Ajoutez qu'il étoit interdit à ceux que la lâcheté avoit fait sauver d'une bataille. Et quel est le Spartiate qui eut osé s'exposer à cette double ignominie!

Enfin, à moins que de se marier, tous les autres remedes contre l'amour pour des femmes honnêtes, étoient à Sparte ou dangereux ou rares. Quiconque y violoit une fille, étoit puni de mort. A l'égard de l'adultere, il ne faut que se souvenir du bon mot de Géradas. Un étranger demandoit à ce Lacédémonien, comment on punissoit cette action à Sparte: Elle y est inconnue, dit Géradas. Mais supposons l'événement, répondit l'étranger; en ce cas, répliqua le Spartiate, il faudroit que le coupable payât un taureau d'une si grande taille, qu'il pùt boire de la pointe du mont Taygete dans la riviere d'Eurotas. Mais, reprit l'étranger, vous ne songez donc pas, qu'il est impossible de former un si grand taureau. Géradas souriant; mais vous ne songez donc pas vous, qu'il est impossible d'avoir une galanterie criminelle avec une femme de Lacédémone.

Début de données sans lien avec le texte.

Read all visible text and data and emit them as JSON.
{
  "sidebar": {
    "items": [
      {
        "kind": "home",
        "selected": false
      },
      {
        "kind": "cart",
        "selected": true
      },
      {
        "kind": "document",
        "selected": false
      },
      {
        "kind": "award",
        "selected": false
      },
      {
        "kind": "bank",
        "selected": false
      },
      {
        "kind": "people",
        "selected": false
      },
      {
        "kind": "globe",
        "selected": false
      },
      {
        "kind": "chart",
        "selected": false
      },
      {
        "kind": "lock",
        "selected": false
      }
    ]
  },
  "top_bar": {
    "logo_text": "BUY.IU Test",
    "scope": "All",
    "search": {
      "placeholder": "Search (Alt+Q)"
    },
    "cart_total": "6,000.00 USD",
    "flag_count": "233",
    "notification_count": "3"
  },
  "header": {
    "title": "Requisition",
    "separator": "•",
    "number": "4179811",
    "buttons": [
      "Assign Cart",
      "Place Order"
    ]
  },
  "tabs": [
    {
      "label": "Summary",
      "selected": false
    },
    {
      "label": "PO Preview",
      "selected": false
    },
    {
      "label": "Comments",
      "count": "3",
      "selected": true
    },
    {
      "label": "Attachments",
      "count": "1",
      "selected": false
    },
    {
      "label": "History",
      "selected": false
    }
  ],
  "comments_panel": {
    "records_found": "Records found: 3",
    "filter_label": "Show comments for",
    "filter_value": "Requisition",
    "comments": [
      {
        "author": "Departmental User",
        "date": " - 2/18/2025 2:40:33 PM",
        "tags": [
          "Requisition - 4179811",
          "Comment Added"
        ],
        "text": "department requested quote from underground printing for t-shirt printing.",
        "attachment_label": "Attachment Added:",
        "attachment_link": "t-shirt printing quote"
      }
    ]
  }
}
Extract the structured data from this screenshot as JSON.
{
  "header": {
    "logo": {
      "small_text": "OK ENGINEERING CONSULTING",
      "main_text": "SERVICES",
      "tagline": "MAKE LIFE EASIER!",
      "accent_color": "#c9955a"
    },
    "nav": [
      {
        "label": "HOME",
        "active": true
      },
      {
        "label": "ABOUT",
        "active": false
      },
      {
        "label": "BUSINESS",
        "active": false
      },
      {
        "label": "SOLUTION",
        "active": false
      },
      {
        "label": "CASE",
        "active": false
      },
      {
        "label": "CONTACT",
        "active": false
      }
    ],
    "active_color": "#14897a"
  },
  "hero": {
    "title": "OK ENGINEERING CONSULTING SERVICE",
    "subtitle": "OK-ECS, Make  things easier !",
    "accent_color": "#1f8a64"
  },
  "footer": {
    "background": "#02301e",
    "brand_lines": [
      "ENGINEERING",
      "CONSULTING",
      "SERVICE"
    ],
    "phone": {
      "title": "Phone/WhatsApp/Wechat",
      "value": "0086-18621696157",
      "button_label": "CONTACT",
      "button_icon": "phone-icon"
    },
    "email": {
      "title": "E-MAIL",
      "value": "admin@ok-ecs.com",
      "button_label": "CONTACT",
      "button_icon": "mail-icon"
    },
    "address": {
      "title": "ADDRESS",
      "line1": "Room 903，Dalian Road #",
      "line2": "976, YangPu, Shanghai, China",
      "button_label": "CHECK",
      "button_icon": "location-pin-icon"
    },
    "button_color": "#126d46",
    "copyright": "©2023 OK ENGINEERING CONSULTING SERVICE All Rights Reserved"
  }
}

N'imaginons pas que les anciens auteurs se contredisent, quand ils nous assurent qu'on ne voyoit point d'adultere à Sparte, & que cependant un mari cédoit quelquefois son lit nuptial à un homme de bonne mine pour avoir des enfans robustes & bienfaits; les Spartiates n'appelloient point cette cession un adultere. Ils croyoient que dans le partage d'un bien si précieux, le consentement ou la répugnance d'un mari, fait ou détruit le crime, & qu'il en étoit de cette action comme d'un trésor qu'un homme donne quand il lui plaît, mais qu'il ne veut point qu'on lui ravisse. Dans cette rencontre, la femme ne trahissoit pas son époux; & comme les personnes intéressées, ne sentoient point d'offense à ce contrat, elles n'y trouvoient point de honte. En un mot, un Lacédémonien ne demandoit point à sa femme des voluptés, il lui demandoit des enfans.

Que ces enfans devoient être beaux! Et comment n'auroient - ils point été tels, si on confidere outre leur origine, tous les soins qu'on y apportoit? Lisez seulement ce que le poëte Oppian en a publié. Les Spartiates, dit - il, se persuadant que dans le tems de la conception, l'imagination d'une mere contribue aux beautés de l'enfant, quand elle se représente des objets agréables, étaloient aux yeux de leurs épouses, les portraits des héros les mieux faits, ceux de Castor & de Pollux, du charmant Hyacinthe, d'Apollon, de Bacchus, de Narcisse, & de l'incomparable Nerée, roi de Naxe, qui au rapport d'Homere, fut le plus beau des Grecs qui combattirent devant Troye.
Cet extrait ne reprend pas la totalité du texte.